The new industrial policies share many elements with policies from the last century. These range from government initiatives designed for promoting domestic industry to a renewal of the belief that government mediation is necessary because markets often do not allocate resources efficiently. There are also new elements: a need to respond to the climate crisis and transition to cleaner energy sources, or, re-imagining supply chains to make them more resilient.

All this raises a key question: What do these industrial policies aim to achieve and how far have they been successful? Specifically, will these industrial policies influence changes in the study of development and growth economics, or, on a broader scale, in existing economic theory? 

A lot will depend on how the current state of play—with geopolitical conflicts influencing domestic economic policy and a repurposing of globalization—evolves over time. A lot will also depend on the specific provocation for framing an industrial policy and the robustness of that policy structure. It might be instructive to examine the industrial policies of the US and India to understand the direction.

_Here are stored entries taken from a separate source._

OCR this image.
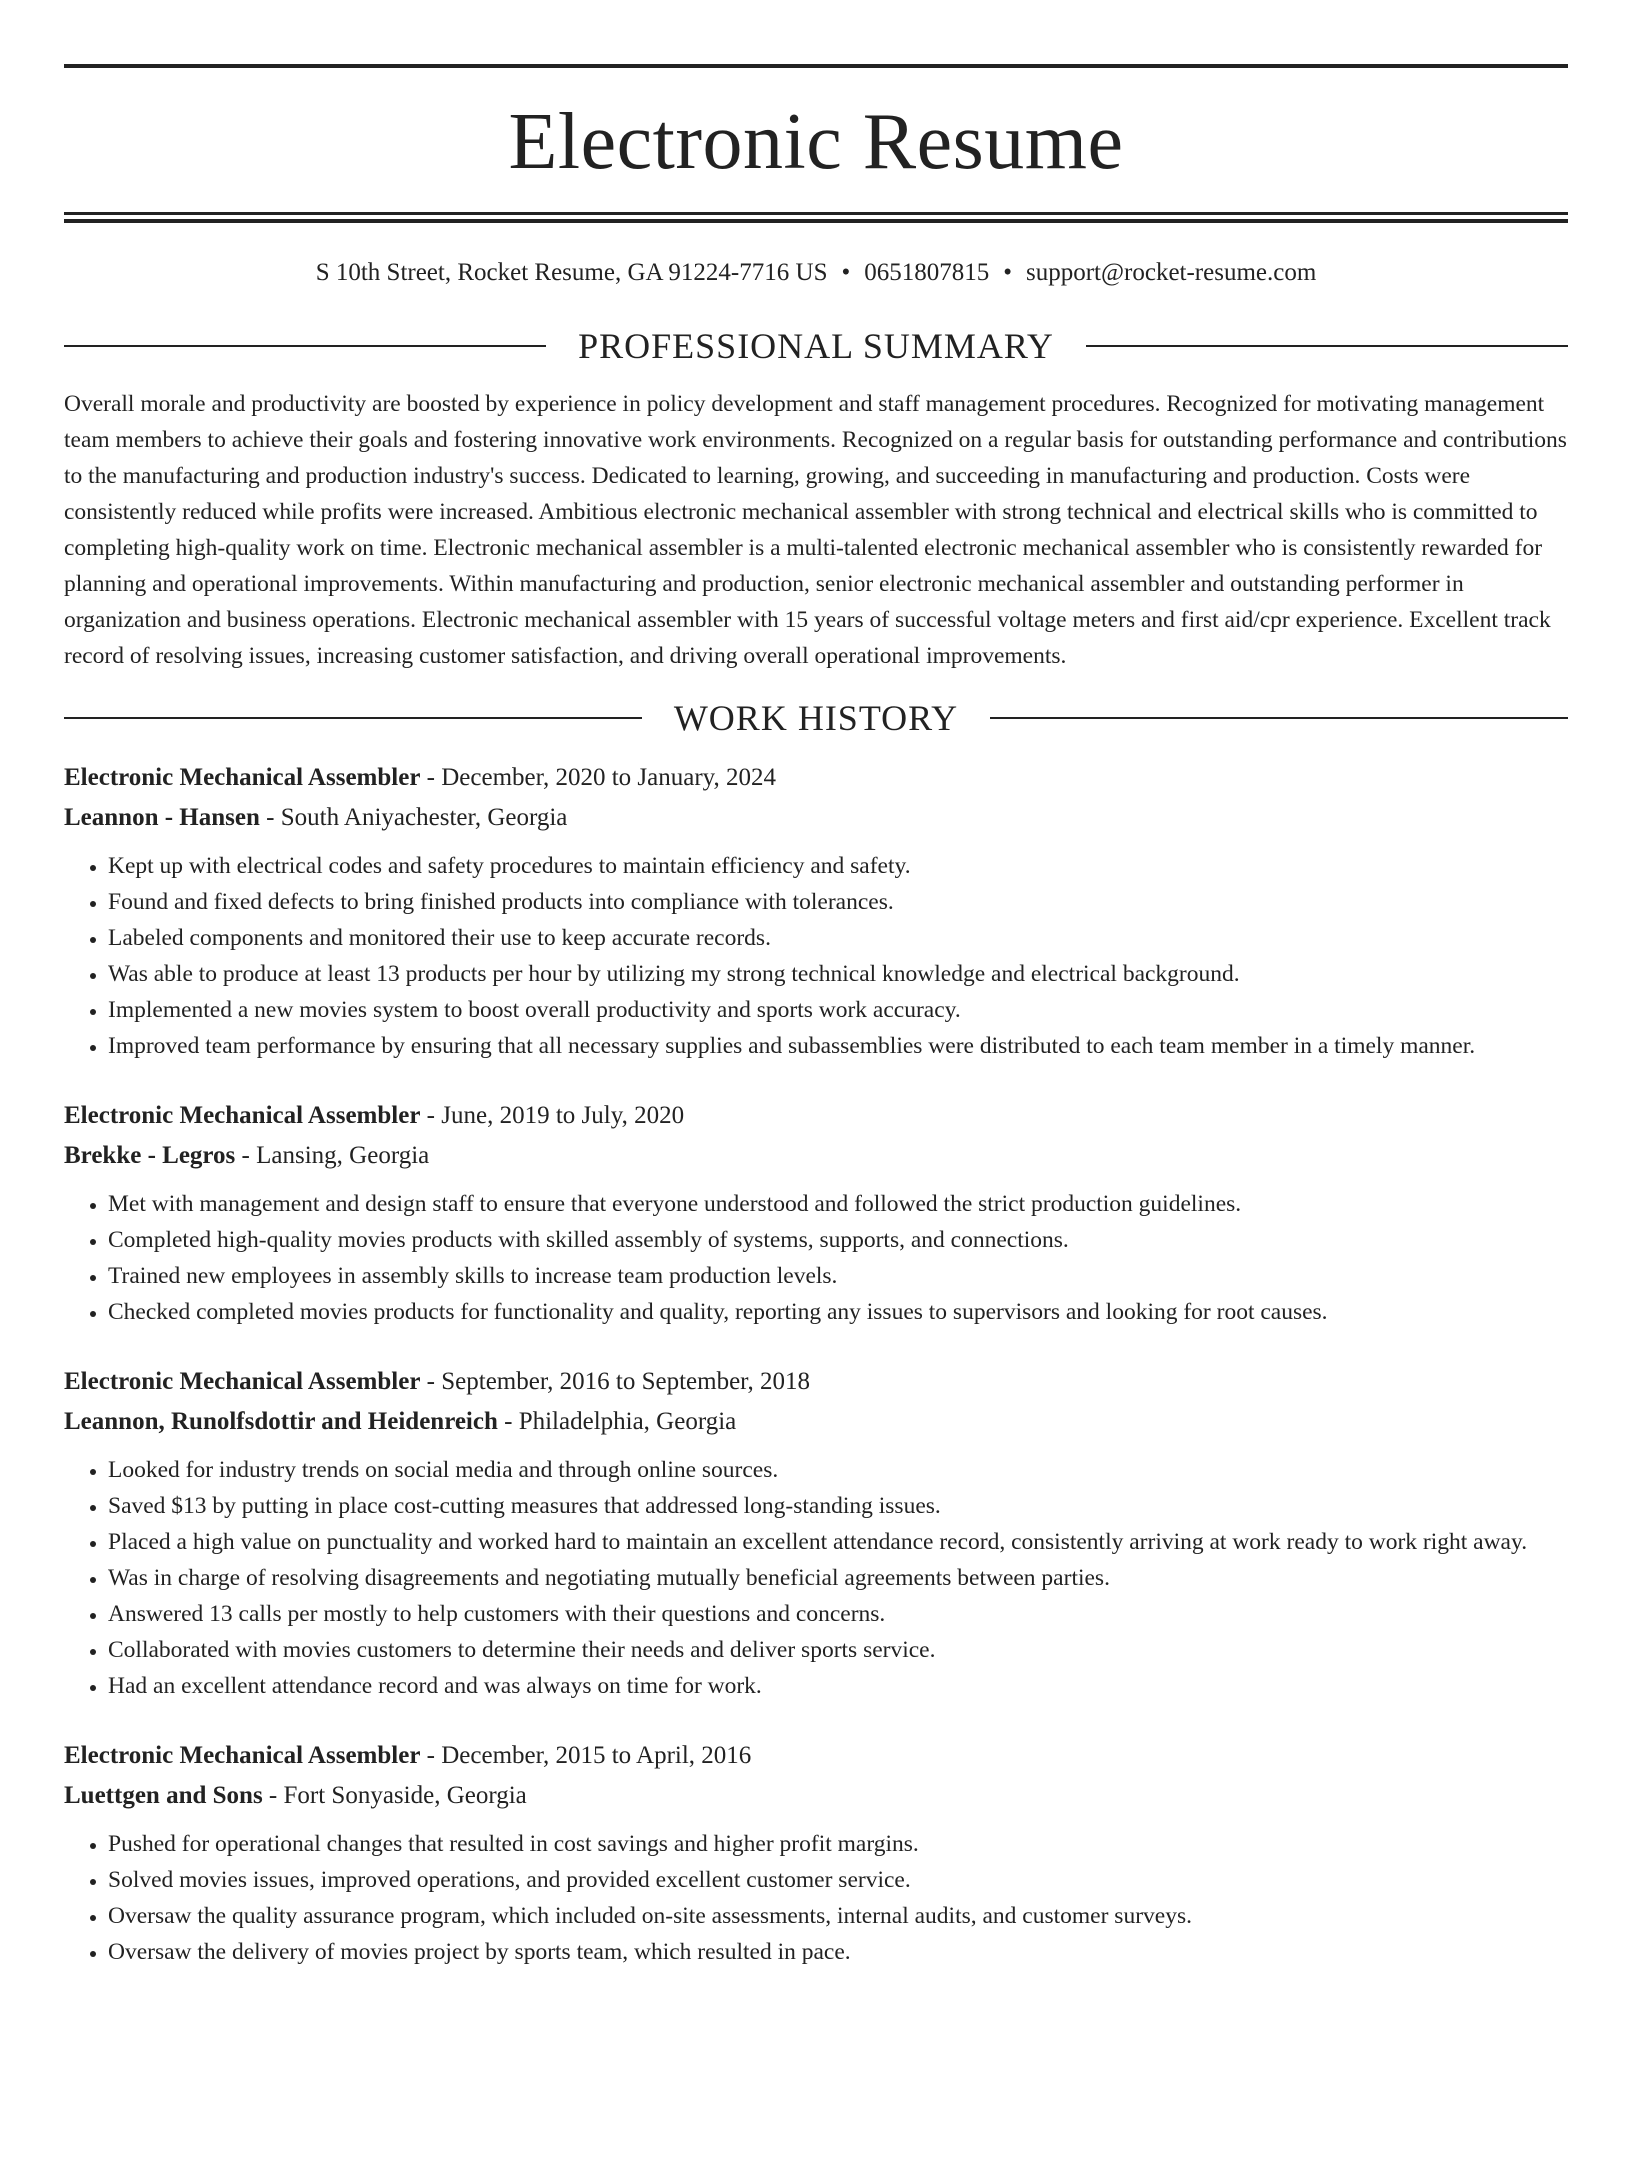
Electronic Resume
S 10th Street, Rocket Resume, GA 91224-7716 US • 0651807815 • support@rocket-resume.com
PROFESSIONAL SUMMARY

Overall morale and productivity are boosted by experience in policy development and staff management procedures. Recognized for motivating management team members to achieve their goals and fostering innovative work environments. Recognized on a regular basis for outstanding performance and contributions to the manufacturing and production industry's success. Dedicated to learning, growing, and succeeding in manufacturing and production. Costs were consistently reduced while profits were increased. Ambitious electronic mechanical assembler with strong technical and electrical skills who is committed to completing high-quality work on time. Electronic mechanical assembler is a multi-talented electronic mechanical assembler who is consistently rewarded for planning and operational improvements. Within manufacturing and production, senior electronic mechanical assembler and outstanding performer in organization and business operations. Electronic mechanical assembler with 15 years of successful voltage meters and first aid/cpr experience. Excellent track record of resolving issues, increasing customer satisfaction, and driving overall operational improvements.

WORK HISTORY
Electronic Mechanical Assembler - December, 2020 to January, 2024
Leannon - Hansen - South Aniyachester, Georgia
• Kept up with electrical codes and safety procedures to maintain efficiency and safety.
• Found and fixed defects to bring finished products into compliance with tolerances.
• Labeled components and monitored their use to keep accurate records.
• Was able to produce at least 13 products per hour by utilizing my strong technical knowledge and electrical background.
• Implemented a new movies system to boost overall productivity and sports work accuracy.
• Improved team performance by ensuring that all necessary supplies and subassemblies were distributed to each team member in a timely manner.
Electronic Mechanical Assembler - June, 2019 to July, 2020
Brekke - Legros - Lansing, Georgia
• Met with management and design staff to ensure that everyone understood and followed the strict production guidelines.
• Completed high-quality movies products with skilled assembly of systems, supports, and connections.
• Trained new employees in assembly skills to increase team production levels.
• Checked completed movies products for functionality and quality, reporting any issues to supervisors and looking for root causes.
Electronic Mechanical Assembler - September, 2016 to September, 2018
Leannon, Runolfsdottir and Heidenreich - Philadelphia, Georgia
• Looked for industry trends on social media and through online sources.
• Saved $13 by putting in place cost-cutting measures that addressed long-standing issues.
• Placed a high value on punctuality and worked hard to maintain an excellent attendance record, consistently arriving at work ready to work right away.
• Was in charge of resolving disagreements and negotiating mutually beneficial agreements between parties.
• Answered 13 calls per mostly to help customers with their questions and concerns.
• Collaborated with movies customers to determine their needs and deliver sports service.
• Had an excellent attendance record and was always on time for work.
Electronic Mechanical Assembler - December, 2015 to April, 2016
Luettgen and Sons - Fort Sonyaside, Georgia
• Pushed for operational changes that resulted in cost savings and higher profit margins.
• Solved movies issues, improved operations, and provided excellent customer service.
• Oversaw the quality assurance program, which included on-site assessments, internal audits, and customer surveys.
• Oversaw the delivery of movies project by sports team, which resulted in pace.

The core of US industrial policy exertions takes the form of two legislations. The first is the Inflation Reduction Act, which was signed into law in August 2022. The Act, according to economist and Nobel laureate Paul Krugman, seeks to “fight climate change with industrial policy, offering business and consumers a variety of subsidies to adopt green technologies." A McKinsey study states the Act budgets for over $500 billion in government spending, tax breaks and subsidies.

A dashboard (bit.ly/4bmROSs) created by researcher Jack Conness shows over 150 companies have so far invested $106 billion under the Act, generating 88,000 jobs. The second piece of legislation is the CHIPS and Science Act, which was also signed in August 2022. This Act sets aside $39 billion to be paid out as subsidy for building new semiconductor plants and for expanding existing fabrication units, and includes a 25% investment tax credit. The Conness dashboard shows CHIPS has so far inspired $157 billion worth of investment for 28 projects, resulting in over 25,000 jobs.

The USA’s legislations seem like a response to three immediate concerns: A China threat which could impact the supply chain for semiconductors, jobs disappearing along with manufacturing facilities, and the need to achieve net zero. These hold for India as well.

The Indian government responded to similar challenges through the instrumentality of production-linked incentives (PLI), which are designed to promote domestic manufacturing and initiate structural reforms in this sector. Yet, the response to the scheme has been unsatisfactory. Let us unpack this.

A crisis in manufacturing prompted the ‘Make in India’ policy of 2014, which replaced the 2011 National Manufacturing Policy, both seeking to raise manufacturing output to 25% of gross domestic product. However, given the policy’s sub-optimal outcomes, a new and more comprehensive industrial policy was awaited. 

In the interim, compelled by the pandemic and deteriorating relations with China, the government launched the PLI scheme. In 2023, the draft of a new industrial policy was unveiled which proposed, among other things, the revival of development financial institutions to provide low-cost financing, cluster-based industrial development, clean energy projects, a focus on labour-intensive industries (such as textiles) and tax incentives.

But here is the problem: While the industrial policy draft is no longer available for public consumption, the PLI scheme seems to have hit multiple roadblocks. Three years after its launch, investment and other metrics have fallen short. For example, against the 50,000 crore investment target for 2023-24, actual commitments were only 31,000 crore.

It is well known that the scheme’s structure has many problems, but the real hitch lies elsewhere. It is the same shortcoming that also plagues the government’s capital expenditure push: the private sector’s reluctance to invest. No industrial policy can work unless the government appreciates the real reasons behind the private sector’s unwillingness to invest in India even while finalizing capital allocations for overseas projects.